Camino futuro en las manos del Señor | Octavius Winslow

Por más que tu camino futuro pueda ser nuevo, inexplorado y desconocido, cada paso está explorado, trazado, dispuesto y previsto en el pacto eterno e inmutable de Dios. Para Aquel que nos guía, que nos acepta en el Hijo de Su amor, que conoce el final desde el principio, no es un camino nuevo, incierto u oculto. Le agradecemos que, mientras Él sabia y bondadosamente vela todo el futuro de nuestro conocimiento, todo ese futuro —su más mínimo suceso— es tan claro y visible para Él como el pasado. Nuestro Pastor conoce los caminos curvados a través de los cuales conduce a Su rebaño con habilidad, gentileza y seguridad. Él mismo ha viajado por ese camino y ha dejado las huellas de Su presencia en el camino. Y a medida que cada seguidor avanza, el nuevo camino que se muestra a cada paso, puede exclamar exultantemente: «Veo la huella de mi Señor.
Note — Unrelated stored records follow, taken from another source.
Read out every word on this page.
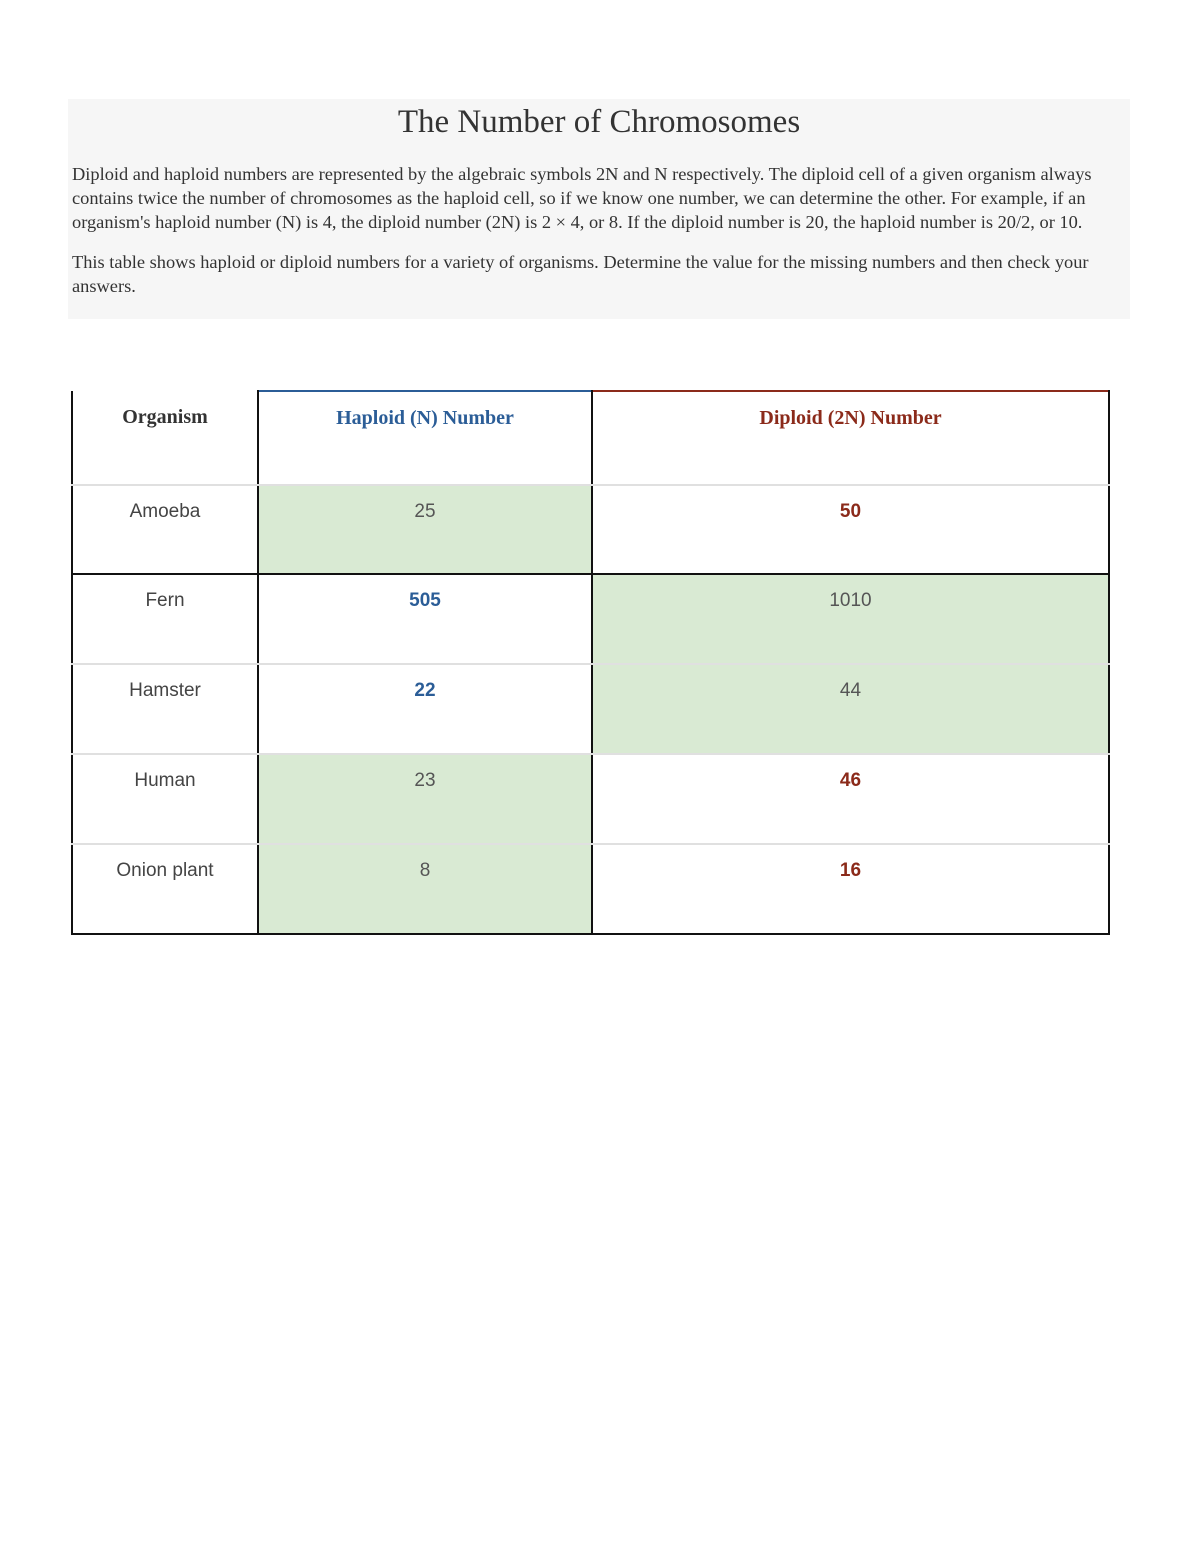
The Number of Chromosomes

Diploid and haploid numbers are represented by the algebraic symbols 2N and N respectively. The diploid cell of a given organism always contains twice the number of chromosomes as the haploid cell, so if we know one number, we can determine the other. For example, if an organism's haploid number (N) is 4, the diploid number (2N) is 2 × 4, or 8. If the diploid number is 20, the haploid number is 20/2, or 10.

This table shows haploid or diploid numbers for a variety of organisms. Determine the value for the missing numbers and then check your answers.

Organism	Haploid (N) Number	Diploid (2N) Number
Amoeba	25	50
Fern	505	1010
Hamster	22	44
Human	23	46
Onion plant	8	16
Aquí fue mi Maestro, mi Líder, mi Capitán, dejándome un ejemplo de que debo seguir Sus pasos». ¡Oh, es un pensamiento repleto de fuerte consuelo y bien calculado para ceñirnos para el próximo año: el Señor conoce y ha ordenado cada paso del camino inexplorado en el que estoy a punto de entrar!
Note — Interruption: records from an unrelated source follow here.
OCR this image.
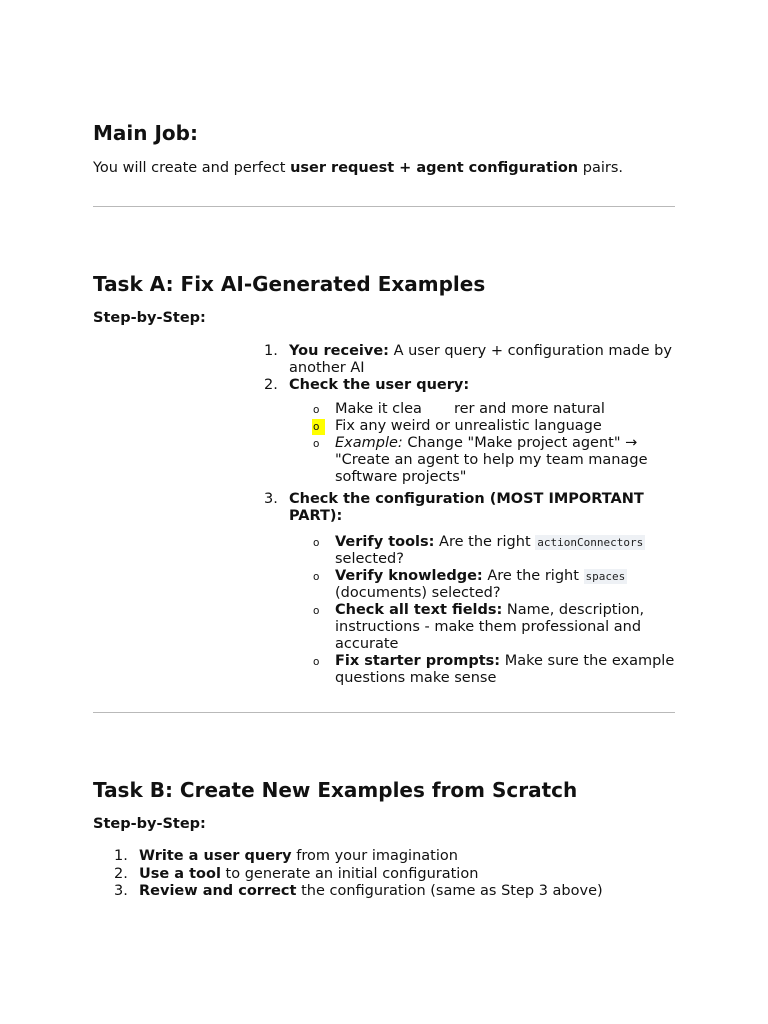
Main Job:

You will create and perfect user request + agent configuration pairs.

Task A: Fix AI-Generated Examples
Step-by-Step:
1. You receive: A user query + configuration made by another AI
2. Check the user query:
o Make it clea rer and more natural
o	Fix any weird or unrealistic language
o Example: Change "Make project agent" → "Create an agent to help my team manage software projects"
3. Check the configuration (MOST IMPORTANT PART):
o Verify tools: Are the right actionConnectors selected?
o Verify knowledge: Are the right spaces (documents) selected?
o Check all text fields: Name, description, instructions - make them professional and accurate
o Fix starter prompts: Make sure the example questions make sense
Task B: Create New Examples from Scratch
Step-by-Step:
1. Write a user query from your imagination
2. Use a tool to generate an initial configuration
3. Review and correct the configuration (same as Step 3 above)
Otra meditación: también la infinita previsión, sabiduría y bondad, que han marcado cada línea de nuestro nuevo camino, también han contemplado toda su necesidad. Cada exigencia de la historia del nuevo año ha sido anticipada. Cada necesidad traerá su suministro apropiado y adecuado. Cada perplejidad tendrá su guía; cada angustia, su consuelo; cada tentación, su defensa; cada nube, su luz. Cada aflicción sugerirá su lección. Cada corrección impartirá su enseñanza. Y cada misericordia transmitirá su mensaje de amor. La promesa se cumplirá al pie de la letra: «Y como tus días serán tus fuerzas» (Dt. 33:25).